Cisco, Arista and DriveNets may want to brace themselves: Artificial intelligence GPU giant Nvidia appears to be planning a major move into the data center Ethernet networking market.
In fact, during Nvidia’s recent earnings call, CFO Colette Kress said that its Spectrum-X Ethernet-based networking solution, launched in May 2023, is “on track to launch a multi-billion-dollar product line within a year.” The company also just joined the Ultra Ethernet Consortium.
Alan Weckel, co-founder and analyst at 650 Group, told Fierce that Nvidia is familiar with the Ethernet market: the company already has a multibillion-dollar business in the space in the form of its Ethernet NIC products.
But the complete Spectrum-X platform includes much more, including switches, optics, cables and network interface cards (NICs).
Spectrum-X puts Nvidia in competition with Arista, Cisco, DriveNets and Juniper at the system level, and Broadcom, Marvell and Cisco on the ASIC side.

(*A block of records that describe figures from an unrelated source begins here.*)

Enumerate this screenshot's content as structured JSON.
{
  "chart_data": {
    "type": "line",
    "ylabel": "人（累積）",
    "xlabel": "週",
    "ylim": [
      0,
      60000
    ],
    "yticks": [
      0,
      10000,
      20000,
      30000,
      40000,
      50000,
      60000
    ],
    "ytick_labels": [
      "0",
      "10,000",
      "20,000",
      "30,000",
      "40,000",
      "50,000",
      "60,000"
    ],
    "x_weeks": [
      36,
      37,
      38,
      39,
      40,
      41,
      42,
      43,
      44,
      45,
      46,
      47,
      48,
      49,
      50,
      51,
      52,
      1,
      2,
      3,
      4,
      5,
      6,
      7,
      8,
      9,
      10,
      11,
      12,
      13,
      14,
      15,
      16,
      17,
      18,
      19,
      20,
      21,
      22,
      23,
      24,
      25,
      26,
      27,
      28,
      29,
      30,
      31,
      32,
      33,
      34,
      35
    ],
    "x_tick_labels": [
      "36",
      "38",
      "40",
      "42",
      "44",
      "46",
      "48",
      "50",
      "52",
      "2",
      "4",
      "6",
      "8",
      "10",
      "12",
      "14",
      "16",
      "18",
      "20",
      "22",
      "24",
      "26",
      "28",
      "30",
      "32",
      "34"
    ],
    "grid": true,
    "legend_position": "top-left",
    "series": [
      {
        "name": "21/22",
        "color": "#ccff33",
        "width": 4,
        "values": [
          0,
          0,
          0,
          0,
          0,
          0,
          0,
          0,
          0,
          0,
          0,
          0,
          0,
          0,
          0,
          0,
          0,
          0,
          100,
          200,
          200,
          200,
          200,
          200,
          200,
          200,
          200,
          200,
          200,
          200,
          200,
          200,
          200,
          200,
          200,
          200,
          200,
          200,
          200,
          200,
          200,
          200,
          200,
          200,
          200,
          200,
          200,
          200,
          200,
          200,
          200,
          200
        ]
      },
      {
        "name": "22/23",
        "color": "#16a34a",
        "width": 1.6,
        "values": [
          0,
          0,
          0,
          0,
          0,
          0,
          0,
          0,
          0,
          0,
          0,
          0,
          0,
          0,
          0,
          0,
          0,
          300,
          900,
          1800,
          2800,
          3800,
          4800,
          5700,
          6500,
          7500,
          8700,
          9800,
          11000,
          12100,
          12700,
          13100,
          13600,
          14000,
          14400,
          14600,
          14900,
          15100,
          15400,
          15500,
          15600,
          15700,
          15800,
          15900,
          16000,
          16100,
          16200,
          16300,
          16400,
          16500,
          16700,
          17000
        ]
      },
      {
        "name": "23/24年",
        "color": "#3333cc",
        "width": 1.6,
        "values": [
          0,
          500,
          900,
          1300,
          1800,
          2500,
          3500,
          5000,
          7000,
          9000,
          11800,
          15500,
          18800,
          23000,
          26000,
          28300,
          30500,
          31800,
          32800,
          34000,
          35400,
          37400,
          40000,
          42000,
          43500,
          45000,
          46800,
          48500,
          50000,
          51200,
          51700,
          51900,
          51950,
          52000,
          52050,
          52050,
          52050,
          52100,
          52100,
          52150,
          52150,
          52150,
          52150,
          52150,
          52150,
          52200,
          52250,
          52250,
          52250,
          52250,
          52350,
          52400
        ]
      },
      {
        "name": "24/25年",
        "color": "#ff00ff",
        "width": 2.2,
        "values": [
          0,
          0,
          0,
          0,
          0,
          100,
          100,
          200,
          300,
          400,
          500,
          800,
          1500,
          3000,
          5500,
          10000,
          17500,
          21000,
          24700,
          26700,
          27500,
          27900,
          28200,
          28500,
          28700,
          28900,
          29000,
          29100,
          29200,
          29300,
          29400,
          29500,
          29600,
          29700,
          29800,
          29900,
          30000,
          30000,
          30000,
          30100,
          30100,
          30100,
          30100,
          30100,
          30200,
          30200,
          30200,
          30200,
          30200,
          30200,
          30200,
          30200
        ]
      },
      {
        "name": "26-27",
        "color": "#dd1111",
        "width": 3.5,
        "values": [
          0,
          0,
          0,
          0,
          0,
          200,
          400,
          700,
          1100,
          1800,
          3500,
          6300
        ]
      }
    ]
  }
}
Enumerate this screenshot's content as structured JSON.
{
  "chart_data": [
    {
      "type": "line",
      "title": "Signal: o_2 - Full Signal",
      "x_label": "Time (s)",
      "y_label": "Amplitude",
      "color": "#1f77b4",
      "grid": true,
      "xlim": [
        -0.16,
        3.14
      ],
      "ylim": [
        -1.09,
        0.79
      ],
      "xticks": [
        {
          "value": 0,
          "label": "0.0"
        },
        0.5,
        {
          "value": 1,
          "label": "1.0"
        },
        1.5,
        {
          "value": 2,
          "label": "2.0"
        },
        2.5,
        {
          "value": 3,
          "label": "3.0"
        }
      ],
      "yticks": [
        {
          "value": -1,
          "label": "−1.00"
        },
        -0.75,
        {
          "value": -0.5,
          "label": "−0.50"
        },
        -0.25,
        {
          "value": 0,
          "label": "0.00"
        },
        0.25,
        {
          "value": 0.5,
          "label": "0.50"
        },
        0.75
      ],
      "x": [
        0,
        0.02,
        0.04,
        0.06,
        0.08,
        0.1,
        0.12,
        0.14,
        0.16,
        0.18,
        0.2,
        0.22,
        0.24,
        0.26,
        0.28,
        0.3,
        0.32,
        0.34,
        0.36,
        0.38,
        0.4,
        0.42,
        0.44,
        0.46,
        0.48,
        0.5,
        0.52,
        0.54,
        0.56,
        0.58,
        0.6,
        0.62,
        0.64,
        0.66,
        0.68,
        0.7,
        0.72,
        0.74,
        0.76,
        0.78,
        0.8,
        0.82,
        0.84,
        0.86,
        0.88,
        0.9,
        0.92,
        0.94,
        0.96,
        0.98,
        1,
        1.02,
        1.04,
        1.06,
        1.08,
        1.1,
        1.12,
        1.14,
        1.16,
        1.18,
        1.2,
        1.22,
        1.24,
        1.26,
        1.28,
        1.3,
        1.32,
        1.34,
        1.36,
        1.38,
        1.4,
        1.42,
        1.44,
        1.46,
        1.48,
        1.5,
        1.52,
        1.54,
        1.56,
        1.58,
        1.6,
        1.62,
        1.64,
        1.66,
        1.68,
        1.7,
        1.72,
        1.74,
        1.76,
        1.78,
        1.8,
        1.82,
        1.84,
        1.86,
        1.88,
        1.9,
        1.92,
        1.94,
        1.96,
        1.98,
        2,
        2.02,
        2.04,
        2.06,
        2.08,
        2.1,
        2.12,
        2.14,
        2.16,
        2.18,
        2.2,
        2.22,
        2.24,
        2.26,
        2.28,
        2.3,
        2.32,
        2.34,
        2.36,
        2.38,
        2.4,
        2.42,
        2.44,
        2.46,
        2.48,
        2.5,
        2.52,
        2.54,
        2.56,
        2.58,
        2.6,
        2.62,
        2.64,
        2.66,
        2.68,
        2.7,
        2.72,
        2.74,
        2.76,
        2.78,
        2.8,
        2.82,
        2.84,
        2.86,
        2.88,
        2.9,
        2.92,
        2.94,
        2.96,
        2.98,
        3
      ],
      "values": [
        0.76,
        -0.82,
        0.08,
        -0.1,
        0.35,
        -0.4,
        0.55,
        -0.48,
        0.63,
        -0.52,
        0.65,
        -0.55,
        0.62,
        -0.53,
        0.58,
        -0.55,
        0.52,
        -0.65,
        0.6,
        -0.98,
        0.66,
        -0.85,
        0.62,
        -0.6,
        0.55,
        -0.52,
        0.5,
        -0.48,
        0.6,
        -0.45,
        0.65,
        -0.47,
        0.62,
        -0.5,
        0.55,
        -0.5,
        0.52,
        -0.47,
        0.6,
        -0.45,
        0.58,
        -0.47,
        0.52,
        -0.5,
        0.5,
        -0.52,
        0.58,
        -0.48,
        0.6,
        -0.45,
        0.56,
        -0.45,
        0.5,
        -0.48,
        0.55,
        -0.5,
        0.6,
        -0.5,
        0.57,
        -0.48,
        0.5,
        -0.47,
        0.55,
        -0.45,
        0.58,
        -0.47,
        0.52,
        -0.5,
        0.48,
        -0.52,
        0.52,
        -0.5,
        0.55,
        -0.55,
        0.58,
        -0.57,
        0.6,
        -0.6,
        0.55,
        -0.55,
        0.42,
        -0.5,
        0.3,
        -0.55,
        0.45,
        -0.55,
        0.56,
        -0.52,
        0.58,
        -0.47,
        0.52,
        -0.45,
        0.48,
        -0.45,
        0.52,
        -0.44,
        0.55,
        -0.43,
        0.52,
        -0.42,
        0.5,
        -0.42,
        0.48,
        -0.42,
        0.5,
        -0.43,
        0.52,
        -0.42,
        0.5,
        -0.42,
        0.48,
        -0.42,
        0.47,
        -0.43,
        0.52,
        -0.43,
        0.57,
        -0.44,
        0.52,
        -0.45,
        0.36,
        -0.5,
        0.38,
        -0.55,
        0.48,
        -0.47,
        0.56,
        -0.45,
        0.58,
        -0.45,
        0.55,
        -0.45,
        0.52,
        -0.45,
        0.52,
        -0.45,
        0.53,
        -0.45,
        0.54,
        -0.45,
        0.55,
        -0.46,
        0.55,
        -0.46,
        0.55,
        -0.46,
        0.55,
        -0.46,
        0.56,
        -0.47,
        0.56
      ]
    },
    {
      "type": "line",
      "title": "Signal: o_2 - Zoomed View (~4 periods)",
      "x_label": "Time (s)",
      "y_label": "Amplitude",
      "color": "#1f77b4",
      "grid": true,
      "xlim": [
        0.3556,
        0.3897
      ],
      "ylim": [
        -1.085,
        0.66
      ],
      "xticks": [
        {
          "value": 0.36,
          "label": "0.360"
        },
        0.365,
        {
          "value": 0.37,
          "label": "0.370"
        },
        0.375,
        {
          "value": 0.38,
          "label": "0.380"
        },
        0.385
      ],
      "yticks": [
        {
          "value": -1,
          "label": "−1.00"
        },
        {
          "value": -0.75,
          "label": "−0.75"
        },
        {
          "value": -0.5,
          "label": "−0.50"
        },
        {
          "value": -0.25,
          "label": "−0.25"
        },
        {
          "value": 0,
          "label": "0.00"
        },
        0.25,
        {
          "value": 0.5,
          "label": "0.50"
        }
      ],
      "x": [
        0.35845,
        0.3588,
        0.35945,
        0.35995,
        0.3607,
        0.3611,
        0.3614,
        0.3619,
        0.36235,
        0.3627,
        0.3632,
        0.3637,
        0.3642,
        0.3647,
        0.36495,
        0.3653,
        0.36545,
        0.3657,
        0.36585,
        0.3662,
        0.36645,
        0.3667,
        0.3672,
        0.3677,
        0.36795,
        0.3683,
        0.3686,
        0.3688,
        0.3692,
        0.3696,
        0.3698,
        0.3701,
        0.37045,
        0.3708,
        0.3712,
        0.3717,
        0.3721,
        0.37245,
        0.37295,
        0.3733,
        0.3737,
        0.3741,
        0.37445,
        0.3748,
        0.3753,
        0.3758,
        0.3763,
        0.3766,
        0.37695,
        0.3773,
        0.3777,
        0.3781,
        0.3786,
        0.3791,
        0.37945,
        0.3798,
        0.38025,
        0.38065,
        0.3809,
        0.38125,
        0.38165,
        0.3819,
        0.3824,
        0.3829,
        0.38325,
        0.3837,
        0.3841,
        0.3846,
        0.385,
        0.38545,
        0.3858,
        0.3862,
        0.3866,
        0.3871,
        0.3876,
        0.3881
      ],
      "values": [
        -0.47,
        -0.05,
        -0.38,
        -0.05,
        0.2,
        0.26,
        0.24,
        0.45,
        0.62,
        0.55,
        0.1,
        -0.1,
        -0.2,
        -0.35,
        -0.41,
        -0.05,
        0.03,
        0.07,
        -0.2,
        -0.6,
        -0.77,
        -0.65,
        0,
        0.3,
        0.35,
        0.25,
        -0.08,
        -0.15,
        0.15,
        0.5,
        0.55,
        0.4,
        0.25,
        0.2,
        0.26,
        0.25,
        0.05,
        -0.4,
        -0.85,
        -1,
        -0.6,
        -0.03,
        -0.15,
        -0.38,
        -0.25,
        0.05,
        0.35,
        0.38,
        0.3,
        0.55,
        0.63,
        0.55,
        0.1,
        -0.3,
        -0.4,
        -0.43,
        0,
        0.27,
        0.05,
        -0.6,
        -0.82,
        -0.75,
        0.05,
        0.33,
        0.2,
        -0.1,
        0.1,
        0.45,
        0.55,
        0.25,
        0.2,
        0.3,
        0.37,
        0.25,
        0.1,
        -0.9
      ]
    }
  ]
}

And now, Nvidia is expanding platform adoption with tier 2 cloud providers and bundled solutions. In fact, Kress said on the conference call, “Hundreds of customers have already adopted the platform.”
“In many cases it will be a replacement for InfiniBand switches,” Weckel said of Spectrum-X in an email. “At the market level, Nvidia will cannibalize some of the InfiniBand market for itself (but not zero) and gain share in datacenter switching (both back-end and front-end).”
Infiniband conversion
Nvidia had previously pushed its own version of Infiniband for networking, but appeared to reverse course after hyperscalers (backed by Arista, Cisco, DriveNets and others) made clear their preference for Ethernet. In November 2023, Nvidia announced partnerships with Dell Technologies, Hewlett Packard Enterprise and Lenovo to build Spectrum-X capabilities into their servers.
During the conference call, Kress said Nvidia plans to “launch new Spectrum-X products every year to meet the demand to scale computing clusters from tens of thousands of GPUs today to millions of DPUs in the near future.”
Sameh Boujelbene, vice president at Dell’Oro Group, told Fierce, “Nvidia is positioning Spectrum-X as an alternative fabric to InfiniBand for AI backend network deployments, where InfiniBand currently dominates with over 80% market share, but Ethernet switches optimized for AI deployments are rapidly gaining popularity.”
Bugelbene added that Nvidia’s success with Spectrum-X so far has been driven primarily by “one large cluster of 100,000 GPUs and a few smaller deployments with cloud service providers.”
But Ethernet is expected to dominate in the long term: Bugelbene said Dell’Oro expects Ethernet switches to overtake InfiniBand for AI in the back-end networking market by 2028, with revenues exceeding $10 billion.